Cependant le tumulte qui avait lieu au péristyle de l’église s’était étendu tout autour de la place. Le cri de justice se répétait et circulait avec le récit de ce qui s’était découvert; deux barricades avaient été forcées, et, malgré trois coups de fusil, les archers étaient repoussés peu à peu vers le centre de la place. En vain faisaient-ils bondir leurs chevaux dans la foule, elle les pressait de ses flots croissants.
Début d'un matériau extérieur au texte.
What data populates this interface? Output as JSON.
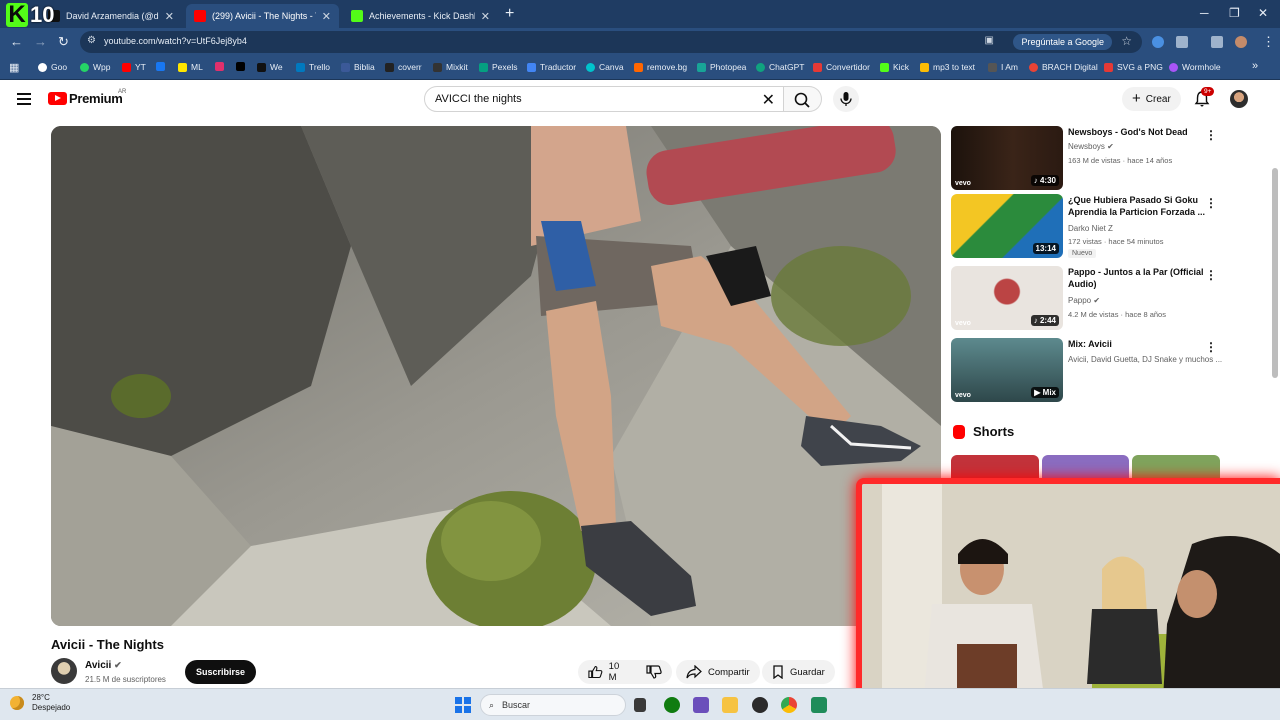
{
  "browser": {
    "tabs": [
      {
        "title": "David Arzamendia (@davi",
        "favicon_color": "#0f0f0f",
        "active": false
      },
      {
        "title": "(299) Avicii - The Nights - YouT",
        "favicon_color": "#ff0000",
        "active": true
      },
      {
        "title": "Achievements - Kick Dashboard",
        "favicon_color": "#53fc18",
        "active": false
      }
    ],
    "new_tab_icon": "plus-icon",
    "address": "youtube.com/watch?v=UtF6Jej8yb4",
    "google_pill": "Pregúntale a Google",
    "overlay_logo": {
      "k": "K",
      "n": "10"
    },
    "bookmarks": [
      {
        "label": "Goo",
        "color": "#ffffff"
      },
      {
        "label": "Wpp",
        "color": "#25d366"
      },
      {
        "label": "YT",
        "color": "#ff0000"
      },
      {
        "label": "",
        "color": "#1877f2"
      },
      {
        "label": "ML",
        "color": "#ffe600"
      },
      {
        "label": "",
        "color": "#e1306c"
      },
      {
        "label": "",
        "color": "#000000"
      },
      {
        "label": "We",
        "color": "#111111"
      },
      {
        "label": "Trello",
        "color": "#0079bf"
      },
      {
        "label": "Biblia",
        "color": "#3b5998"
      },
      {
        "label": "coverr",
        "color": "#222222"
      },
      {
        "label": "Mixkit",
        "color": "#333333"
      },
      {
        "label": "Pexels",
        "color": "#05a081"
      },
      {
        "label": "Traductor",
        "color": "#4285f4"
      },
      {
        "label": "Canva",
        "color": "#00c4cc"
      },
      {
        "label": "remove.bg",
        "color": "#ff6600"
      },
      {
        "label": "Photopea",
        "color": "#18a497"
      },
      {
        "label": "ChatGPT",
        "color": "#10a37f"
      },
      {
        "label": "Convertidor",
        "color": "#e53935"
      },
      {
        "label": "Kick",
        "color": "#53fc18"
      },
      {
        "label": "mp3 to text",
        "color": "#fbbc05"
      },
      {
        "label": "I Am",
        "color": "#555555"
      },
      {
        "label": "BRACH Digital",
        "color": "#ea4335"
      },
      {
        "label": "SVG a PNG",
        "color": "#e53935"
      },
      {
        "label": "Wormhole",
        "color": "#a855f7"
      }
    ]
  },
  "youtube": {
    "logo_text": "Premium",
    "country": "AR",
    "search_query": "AVICCI the nights",
    "create_label": "Crear",
    "notifications": "9+",
    "video_title": "Avicii - The Nights",
    "channel": {
      "name": "Avicii",
      "subs": "21.5 M de suscriptores",
      "subscribe": "Suscribirse"
    },
    "actions": {
      "likes": "10 M",
      "share": "Compartir",
      "save": "Guardar"
    },
    "recommendations": [
      {
        "title": "Newsboys - God's Not Dead",
        "channel": "Newsboys",
        "meta": "163 M de vistas · hace 14 años",
        "duration": "4:30",
        "vevo": "vevo",
        "thumb": "#2b1a12"
      },
      {
        "title": "¿Que Hubiera Pasado Si Goku Aprendia la Particion Forzada ...",
        "channel": "Darko Niet Z",
        "meta": "172 vistas · hace 54 minutos",
        "duration": "13:14",
        "badge": "Nuevo",
        "thumb": "#1f6fb8"
      },
      {
        "title": "Pappo - Juntos a la Par (Official Audio)",
        "channel": "Pappo",
        "meta": "4.2 M de vistas · hace 8 años",
        "duration": "2:44",
        "vevo": "vevo",
        "thumb": "#e9e4df"
      },
      {
        "title": "Mix: Avicii",
        "channel": "Avicii, David Guetta, DJ Snake y muchos ...",
        "duration": "Mix",
        "vevo": "vevo",
        "thumb": "#3c5f63"
      }
    ],
    "shorts_label": "Shorts"
  },
  "taskbar": {
    "temp": "28°C",
    "weather": "Despejado",
    "search_placeholder": "Buscar"
  }
}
Une demi-heure se passa dans cette lutte, où la garde reculait toujours vers le bûcher, qu’elle cachait en se resserrant.
—Avançons, avançons, disait un homme, nous le délivrerons; ne frappez pas les soldats, mais qu’ils reculent: Voyez-vous, Dieu ne veut pas qu’il meure. Le bûcher s’éteint; amis, encore un effort.—Bien.—Renversez ce cheval.—Poussez, précipitez-vous.
La garde était rompue et renversée de toutes parts, le peuple se jette en hurlant sur le bûcher; mais aucune lumière n’y brillait plus: tout avait disparu, même le bourreau. On arrache, on disperse les planches: l’une d’elles brûlait encore, et sa lueur fit voir sous un amas de cendre et de boue sanglante une main noircie, préservée du feu par un énorme bracelet de fer et une chaîne. Une femme eut le courage de l’ouvrir; les doigts serraient une petite croix d’ivoire et une image de sainte Madeleine.
—Voilà ses restes! dit-elle en pleurant.
—Dites les reliques du martyr, répondit un homme.